Electronic interference is caused by wireless communication devices, such as Wi-Fi routers, Bluetooth speakers etc. If you own such devices, you should test if they are the root cause of the poor-signal issue by turning them off and checking antenna reception quality again.

Generally speaking, it is advisable to move any potentially interfering gear as far away from your antenna (and TV) as possible.

Consider Replacing your Cable

As any other product these days, TV antennas arrive with a bunch of gear in the retail package, including a cable to connect the antenna to your TV set. Unfortunately, in most cases, the quality of the connection cable is rather poor (generic RG59 made in China crap), and our recommendation would be to replace it with a higher-quality (thicker) cable, such as the RG6.

Install a Signal Booster

Also known a TV antenna amplifier, the signal booster is the best thing ever invented since sliced bread if you’re looking to improve reception, or so we’re told. The thing is, some antenna models already have a signal booster built-in, but if your particular model doesn’t, you should try find a compatible one, hoping that it will improve reception range.

Keep in mind that using signal boosters can be hit or miss, because they amplify both the broadcast signal from network stations and other signals, which means you can end up adding to your interference. Which is not good, to use technical jargon.

Ditch the Foil

Back in the day, putting tin foil on “rabbit ears” antennas was a cheap remedy to low quality signal reception.
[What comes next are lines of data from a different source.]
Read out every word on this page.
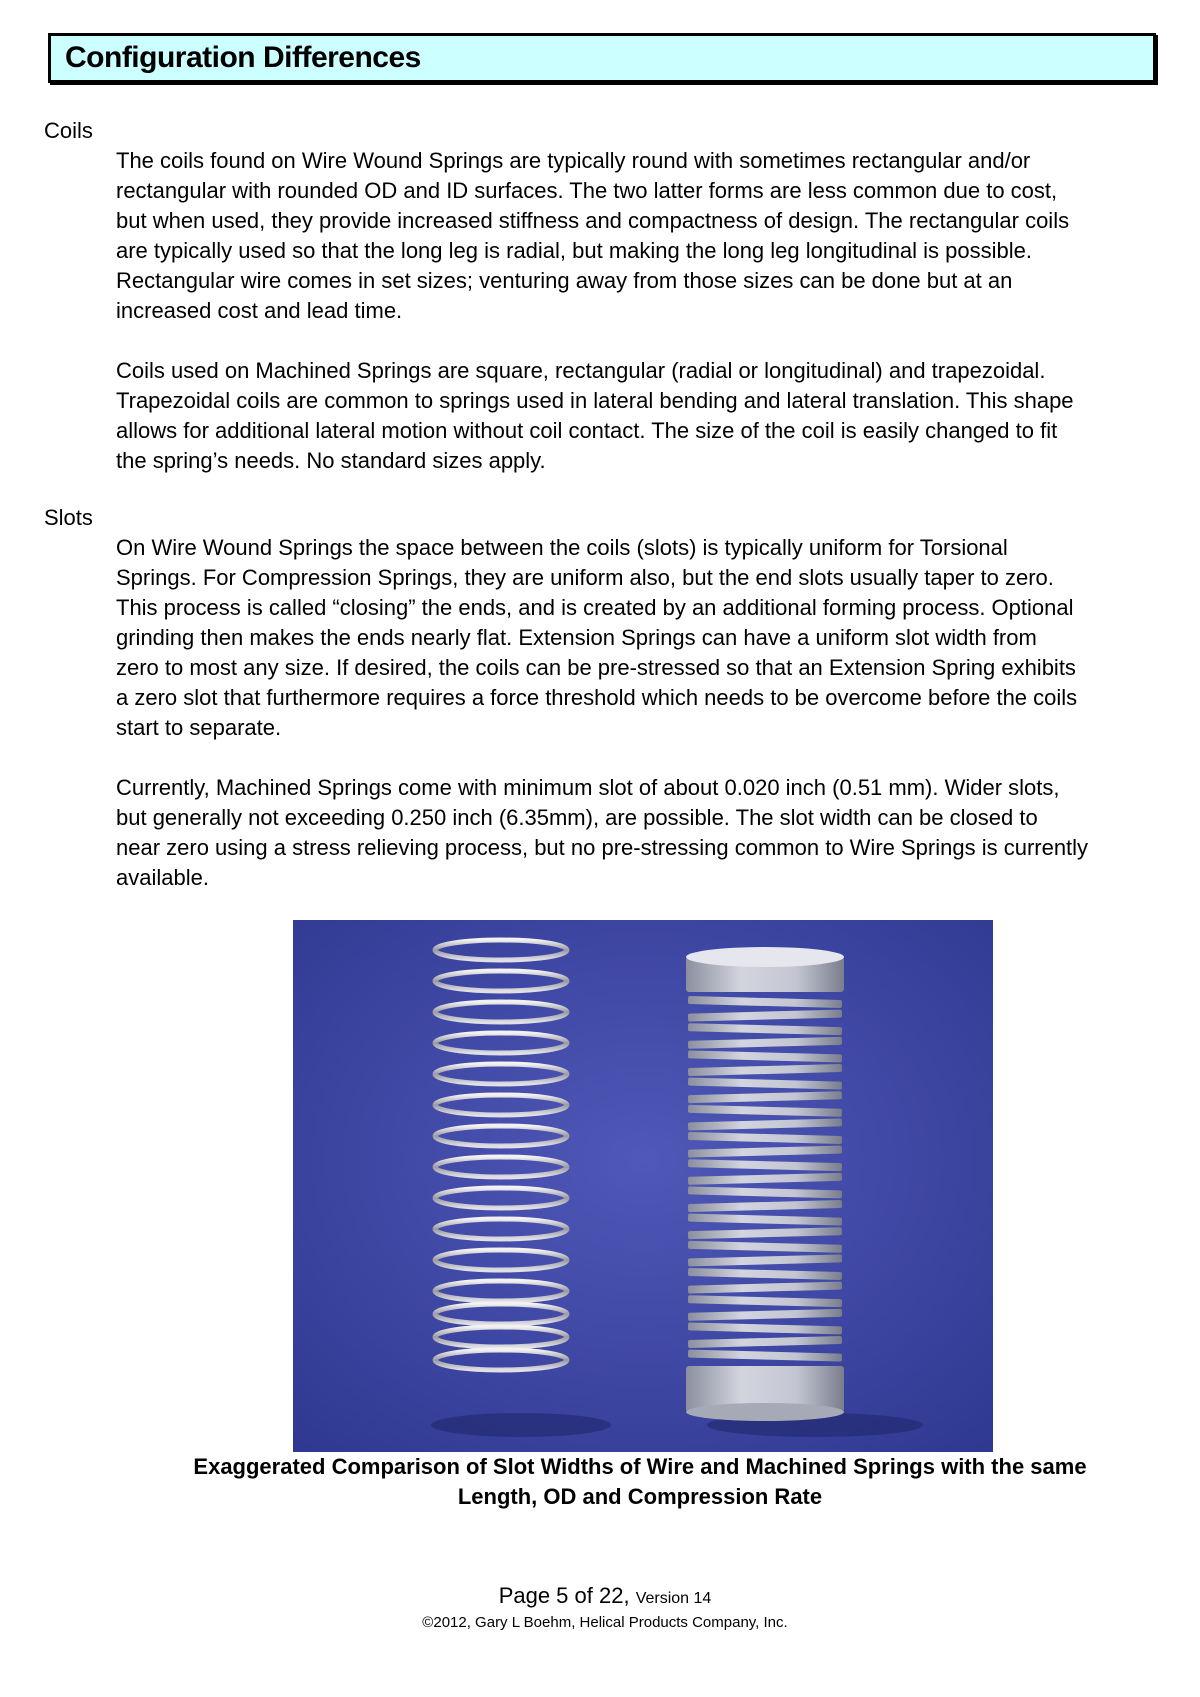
Configuration Differences
Coils

The coils found on Wire Wound Springs are typically round with sometimes rectangular and/or
rectangular with rounded OD and ID surfaces. The two latter forms are less common due to cost,
but when used, they provide increased stiffness and compactness of design. The rectangular coils
are typically used so that the long leg is radial, but making the long leg longitudinal is possible.
Rectangular wire comes in set sizes; venturing away from those sizes can be done but at an
increased cost and lead time.

Coils used on Machined Springs are square, rectangular (radial or longitudinal) and trapezoidal.
Trapezoidal coils are common to springs used in lateral bending and lateral translation. This shape
allows for additional lateral motion without coil contact. The size of the coil is easily changed to fit
the spring’s needs. No standard sizes apply.

Slots

On Wire Wound Springs the space between the coils (slots) is typically uniform for Torsional
Springs. For Compression Springs, they are uniform also, but the end slots usually taper to zero.
This process is called “closing” the ends, and is created by an additional forming process. Optional
grinding then makes the ends nearly flat. Extension Springs can have a uniform slot width from
zero to most any size. If desired, the coils can be pre-stressed so that an Extension Spring exhibits
a zero slot that furthermore requires a force threshold which needs to be overcome before the coils
start to separate.

Currently, Machined Springs come with minimum slot of about 0.020 inch (0.51 mm). Wider slots,
but generally not exceeding 0.250 inch (6.35mm), are possible. The slot width can be closed to
near zero using a stress relieving process, but no pre-stressing common to Wire Springs is currently
available.

Exaggerated Comparison of Slot Widths of Wire and Machined Springs with the same
Length, OD and Compression Rate

Page 5 of 22, Version 14
©2012, Gary L Boehm, Helical Products Company, Inc.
By attaching tin foil to your digital antenna, you’re probably doing more damage than good, as this high-tech procedure is highly likely to mess up reception.

Reset Your Digital Tuner

Ever called tech support when you had trouble with your computer, and a guy asked you to restart your machine and see if the problem still persists afterwards? Well, fix may very well end up working for your antenna, and by that we mean restarting your digital tuner to get better TV reception.
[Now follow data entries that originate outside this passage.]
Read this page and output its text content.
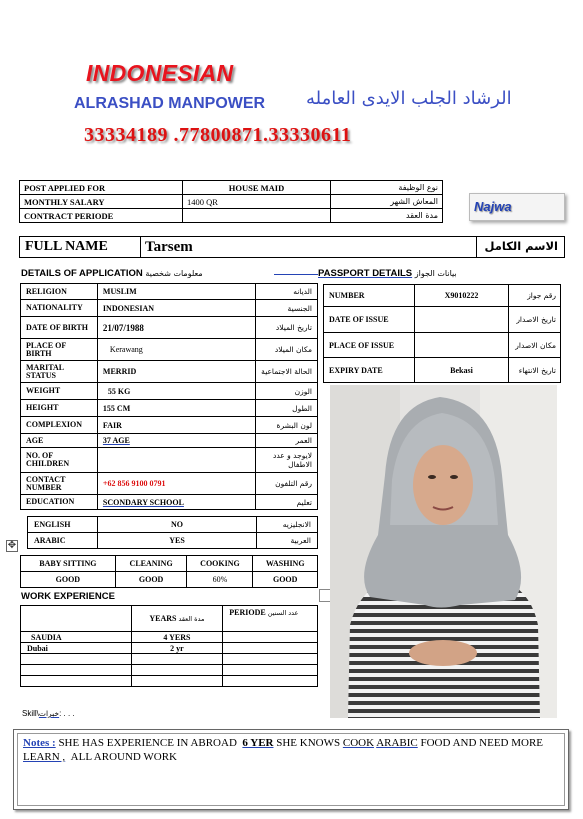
INDONESIAN
ALRASHAD MANPOWER الرشاد الجلب الايدى العامله
33334189 .77800871.33330611
POST APPLIED FOR	HOUSE MAID	نوع الوظيفة
MONTHLY SALARY	1400 QR	المعاش الشهر
CONTRACT PERIODE		مدة العقد
Najwa
FULL NAME	Tarsem	الاسم الكامل
DETAILS OF APPLICATION معلومات شخصية	PASSPORT DETAILS بيانات الجواز
RELIGION	MUSLIM	الديانه
NATIONALITY	INDONESIAN	الجنسية
DATE OF BIRTH	21/07/1988	تاريخ الميلاد
PLACE OF BIRTH	Kerawang	مكان الميلاد
MARITAL STATUS	MERRID	الحالة الاجتماعية
WEIGHT	55 KG	الوزن
HEIGHT	155 CM	الطول
COMPLEXION	FAIR	لون البشرة
AGE	37 AGE	العمر
NO. OF CHILDREN		لايوجد و عدد الاطفال
CONTACT NUMBER	+62 856 9100 0791	رقم التلفون
EDUCATION	SCONDARY SCHOOL	تعليم
ENGLISH	NO	الانجليزيه
ARABIC	YES	العربية
✥
BABY SITTING	CLEANING	COOKING	WASHING
GOOD	GOOD	60%	GOOD
WORK EXPERIENCE
	YEARS مدة العقد	PERIODE عدد السنين
SAUDIA	4 YERS	
Dubai	2 yr	

Skill\خبرات: . . .
NUMBER	X9010222	رقم جواز
DATE OF ISSUE		تاريخ الاصدار
PLACE OF ISSUE		مكان الاصدار
EXPIRY DATE	Bekasi	تاريخ الانتهاء
Notes : SHE HAS EXPERIENCE IN ABROAD 6 YER SHE KNOWS COOK ARABIC FOOD AND NEED MORE LEARN , ALL AROUND WORK
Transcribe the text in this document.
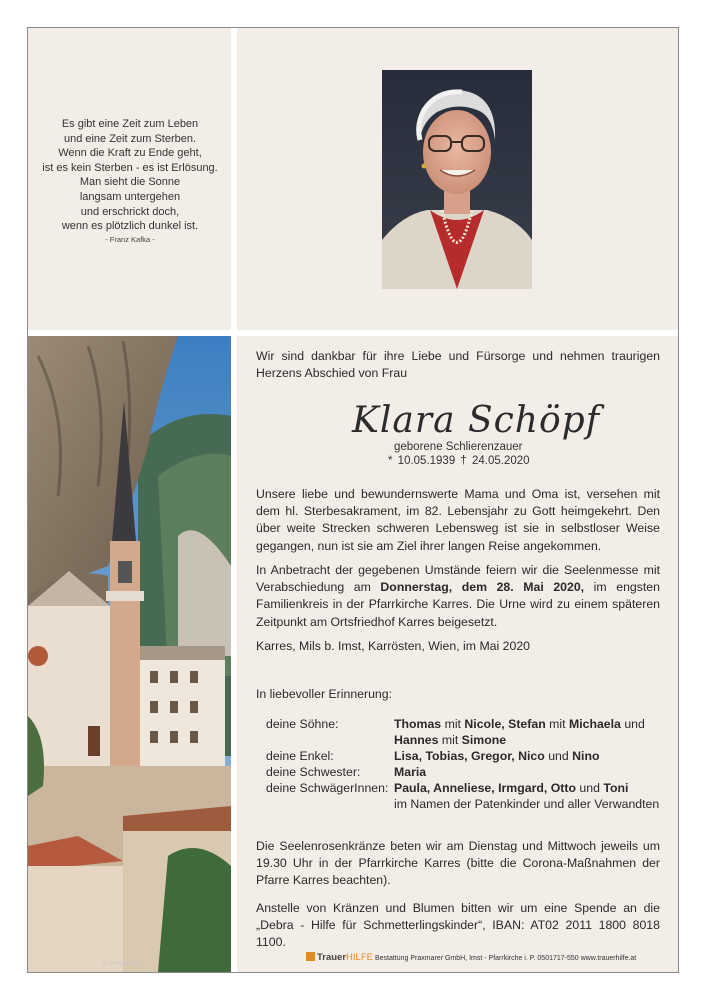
Es gibt eine Zeit zum Leben
und eine Zeit zum Sterben.
Wenn die Kraft zu Ende geht,
ist es kein Sterben - es ist Erlösung.
Man sieht die Sonne
langsam untergehen
und erschrickt doch,
wenn es plötzlich dunkel ist.
- Franz Kafka -
Wir sind dankbar für ihre Liebe und Fürsorge und nehmen traurigen Herzens Abschied von Frau
Klara Schöpf
geborene Schlierenzauer
* 10.05.1939 † 24.05.2020
Unsere liebe und bewundernswerte Mama und Oma ist, versehen mit dem hl. Sterbesakrament, im 82. Lebensjahr zu Gott heimgekehrt. Den über weite Strecken schweren Lebensweg ist sie in selbstloser Weise gegangen, nun ist sie am Ziel ihrer langen Reise angekommen.
In Anbetracht der gegebenen Umstände feiern wir die Seelenmesse mit Verabschiedung am Donnerstag, dem 28. Mai 2020, im engsten Familienkreis in der Pfarrkirche Karres. Die Urne wird zu einem späteren Zeitpunkt am Ortsfriedhof Karres beigesetzt.
Karres, Mils b. Imst, Karrösten, Wien, im Mai 2020
In liebevoller Erinnerung:
deine Söhne:	Thomas mit Nicole, Stefan mit Michaela und
Hannes mit Simone
deine Enkel:	Lisa, Tobias, Gregor, Nico und Nino
deine Schwester:	Maria
deine SchwägerInnen: Paula, Anneliese, Irmgard, Otto und Toni
im Namen der Patenkinder und aller Verwandten
Die Seelenrosenkränze beten wir am Dienstag und Mittwoch jeweils um 19.30 Uhr in der Pfarrkirche Karres (bitte die Corona-Maßnahmen der Pfarre Karres beachten).
Anstelle von Kränzen und Blumen bitten wir um eine Spende an die „Debra - Hilfe für Schmetterlingskinder“, IBAN: AT02 2011 1800 8018 1100.
TrauerHILFE Bestattung Praxmarer GmbH, Imst - Pfarrkirche i. P. 0501717-550 www.trauerhilfe.at
© shutterstock
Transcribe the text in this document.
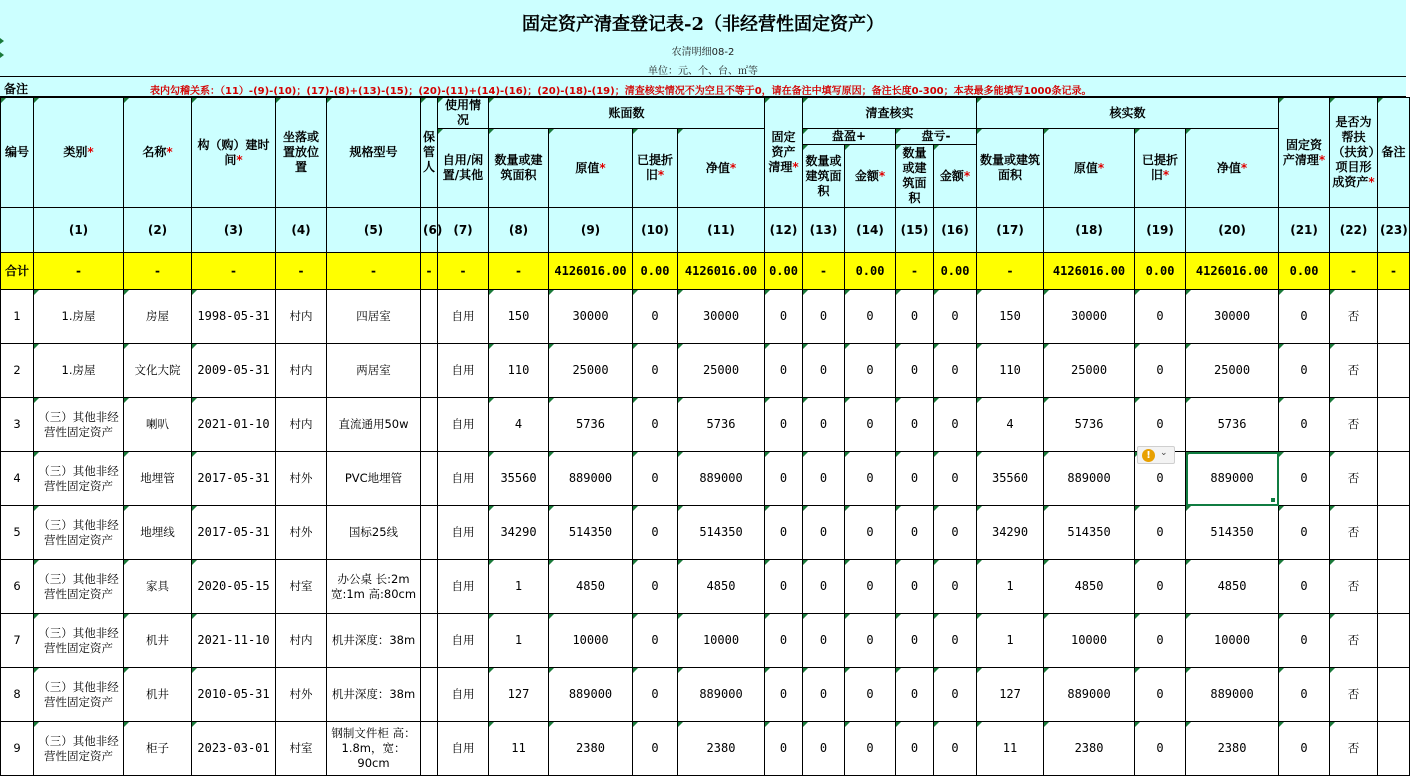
固定资产清查登记表-2（非经营性固定资产）
农清明细08-2
单位：元、个、台、㎡等
备注	表内勾稽关系：（11）-(9)-(10)；(17)-(8)+(13)-(15)；(20)-(11)+(14)-(16)；(20)-(18)-(19)；清查核实情况不为空且不等于0，请在备注中填写原因；备注长度0-300；本表最多能填写1000条记录。
编号	类别*	名称*	构（购）建时间*	坐落或置放位置	规格型号	保管人	使用情况	账面数				固定资产清理*	清查核实				核实数				固定资产清理*	是否为帮扶（扶贫）项目形成资产*	备注
							自用/闲置/其他	数量或建筑面积	原值*	已提折旧*	净值*		盘盈+		盘亏-		数量或建筑面积	原值*	已提折旧*	净值*			
													数量或建筑面积	金额*	数量或建筑面积	金额*							
	(1)	(2)	(3)	(4)	(5)	(6)	(7)	(8)	(9)	(10)	(11)	(12)	(13)	(14)	(15)	(16)	(17)	(18)	(19)	(20)	(21)	(22)	(23)
合计	-	-	-	-	-	-	-	-	4126016.00	0.00	4126016.00	0.00	-	0.00	-	0.00	-	4126016.00	0.00	4126016.00	0.00	-	-
1	1.房屋	房屋	1998-05-31	村内	四居室		自用	150	30000	0	30000	0	0	0	0	0	150	30000	0	30000	0	否	
2	1.房屋	文化大院	2009-05-31	村内	两居室		自用	110	25000	0	25000	0	0	0	0	0	110	25000	0	25000	0	否	
3	（三）其他非经营性固定资产	喇叭	2021-01-10	村内	直流通用50w		自用	4	5736	0	5736	0	0	0	0	0	4	5736	0	5736	0	否	
4	（三）其他非经营性固定资产	地埋管	2017-05-31	村外	PVC地埋管		自用	35560	889000	0	889000	0	0	0	0	0	35560	889000	0	889000	0	否	
5	（三）其他非经营性固定资产	地埋线	2017-05-31	村外	国标25线		自用	34290	514350	0	514350	0	0	0	0	0	34290	514350	0	514350	0	否	
6	（三）其他非经营性固定资产	家具	2020-05-15	村室	办公桌 长:2m 宽:1m 高:80cm		自用	1	4850	0	4850	0	0	0	0	0	1	4850	0	4850	0	否	
7	（三）其他非经营性固定资产	机井	2021-11-10	村内	机井深度：38m		自用	1	10000	0	10000	0	0	0	0	0	1	10000	0	10000	0	否	
8	（三）其他非经营性固定资产	机井	2010-05-31	村外	机井深度：38m		自用	127	889000	0	889000	0	0	0	0	0	127	889000	0	889000	0	否	
9	（三）其他非经营性固定资产	柜子	2023-03-01	村室	钢制文件柜 高：1.8m，宽：90cm		自用	11	2380	0	2380	0	0	0	0	0	11	2380	0	2380	0	否	
!	⌄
The digital tuner works by converting signal captured by the antenna into a digital format recognized by your TV set. Here’s the catch: from time to time, broadcasters change metadata, which may interfere with how your tuner understands the signal.

To make a long and complicated story short and easy to understand, restarting your digital tuner may fix signal quality issues in 5 minutes flat. Here’s the procedure:

  1. Disconnect the coaxial cable from your TV
  2. Run the channel scan on your TV
  3. Turn off and unplug you TV and/or converter box
  4. Reconnect all connections
  5. Do one more channel scan

Mount a Second Antenna

You know that saying: if something doesn’t work, bring a bigger hammer; in this particular case, a second antenna, a bigger second directional antenna, to be more precise. Don’t forget to allow at least 2 yards between antennas, as in don’t stack them closely together, and attach them using a coaxial signal combiner.

To avoid phase problems, make sure you are using the exact same length of coaxial cable between the combiner and both antennas, and install and check both antennae independently from each other when setting them up, before attaching them to the combiner.

The Final Solution

If everything we taught you fails, well, you’ll have to do it the hard way: call somebody who knows what he’s doing, also known as an expert or licensed technician.